The Washington Department of Health reports that for all women of childbearing age, the abortion rate in 2003, the latest year for which data is available, was 19.3. For teenagers, the abortion rate was 21.5.
Approximately 23.7 percent of all pregnancies in the state of Washington end in abortion.
More than half of girls under 15 who became pregnant had abortions and nearly half of all girls 15-17 who became pregnant had abortions.
"The teenage abortion rate in 2003 is less than half the rate in 1980 and the rate among all women is nearly 40 percent lower in 2003 than it had been when it peaked in 1989," Phyllis Reed, the author of the report, said.
According to the report, 25,106 abortions occurred in Washington state in 2003 with 4,609 on girls between 15-19 and 8,534 on women between 20-24. There were 115 abortions on girls under the age of 15 years old — indicating abortions are being performed in the state on victims of statutory rape.
About half of the women who had abortions in 2003 had already had at least one previous abortion.
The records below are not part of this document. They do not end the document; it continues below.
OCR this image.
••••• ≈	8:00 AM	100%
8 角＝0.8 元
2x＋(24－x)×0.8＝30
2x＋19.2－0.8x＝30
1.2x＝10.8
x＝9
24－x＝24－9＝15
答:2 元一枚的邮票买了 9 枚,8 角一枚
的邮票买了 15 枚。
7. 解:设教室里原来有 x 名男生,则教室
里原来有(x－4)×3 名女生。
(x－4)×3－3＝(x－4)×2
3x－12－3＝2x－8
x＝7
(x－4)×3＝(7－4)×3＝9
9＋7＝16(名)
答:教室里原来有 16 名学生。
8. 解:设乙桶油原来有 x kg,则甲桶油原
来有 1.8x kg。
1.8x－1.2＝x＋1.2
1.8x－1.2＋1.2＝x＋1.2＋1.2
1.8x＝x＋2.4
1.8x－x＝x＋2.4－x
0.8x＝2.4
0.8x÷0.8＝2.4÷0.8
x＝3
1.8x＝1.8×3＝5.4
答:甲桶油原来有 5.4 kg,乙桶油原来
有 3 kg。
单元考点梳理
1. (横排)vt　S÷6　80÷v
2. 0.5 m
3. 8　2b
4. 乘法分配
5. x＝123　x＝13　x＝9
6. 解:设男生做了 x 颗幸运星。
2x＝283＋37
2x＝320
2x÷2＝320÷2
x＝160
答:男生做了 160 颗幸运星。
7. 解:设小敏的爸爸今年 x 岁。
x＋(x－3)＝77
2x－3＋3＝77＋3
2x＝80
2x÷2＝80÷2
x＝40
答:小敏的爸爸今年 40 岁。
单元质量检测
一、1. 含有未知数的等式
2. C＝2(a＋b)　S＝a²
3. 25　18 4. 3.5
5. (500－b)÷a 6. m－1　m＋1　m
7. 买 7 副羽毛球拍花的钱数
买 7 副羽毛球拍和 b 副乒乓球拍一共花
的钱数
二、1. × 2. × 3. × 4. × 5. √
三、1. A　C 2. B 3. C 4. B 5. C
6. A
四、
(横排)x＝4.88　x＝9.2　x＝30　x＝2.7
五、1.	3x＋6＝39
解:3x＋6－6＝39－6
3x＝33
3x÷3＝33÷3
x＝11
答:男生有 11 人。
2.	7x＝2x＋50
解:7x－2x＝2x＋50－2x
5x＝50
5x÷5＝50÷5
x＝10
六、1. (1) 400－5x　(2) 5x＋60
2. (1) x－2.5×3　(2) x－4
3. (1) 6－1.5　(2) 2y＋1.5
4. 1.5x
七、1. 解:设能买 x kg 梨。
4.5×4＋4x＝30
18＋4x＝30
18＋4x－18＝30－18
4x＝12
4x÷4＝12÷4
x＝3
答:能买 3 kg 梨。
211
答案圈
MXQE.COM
Approximately 20 percent of Washington women had more than one abortion previously before their 2003 abortion.
In 2002, there were 25,446 abortions, and the 2003 figure represents a 1.3 percent decrease.
Teen pregnancy rates have also declined in the state.
In 2003, the number of pregnancies per 1,000 girls ages 15 to 19 was 53.2 – the lowest rate seen since 1980 when reporting first began and the teen pregnancy rate was 95.4.
"This is good news," said the report’s author, Phyllis Reed. "A variety of factors contribute to the declining trend seen in teen pregnancies since it peaked in 1989 at 96 births per 1,000 women in that age group."
One of those factors, Reed indicated, included campaigns promoting sexual abstinence.
Last week, the state of Wisconsin reported that abortion rates there are at their lowest levels since 1974.
According to the Wisconsin Department of Health and Family Services, there were 9,943 abortions in the state last year, less than half of the all-time high of 21,754 in 1980.
Other states have shown similar record declines in the number of abortions.
The number of abortions performed on Kansas women has declined 10% since 1996 and abortions in Kentucky have been steadily dropping for more than a decade with 3,502 in 2002 and 9,590 in 1991.
New statistics in the state of Illinois show a whopping 10 percent drop in the number of abortions performed last year. The new numbers take the state to its lowest number of annual abortions in thirty years.
Since 1988, abortions have dropped a whopping 53 percent in South Carolina. After peaking at 8,814 in 1991, the number of abortions in 2002 in Mississippi fell to just 3,605.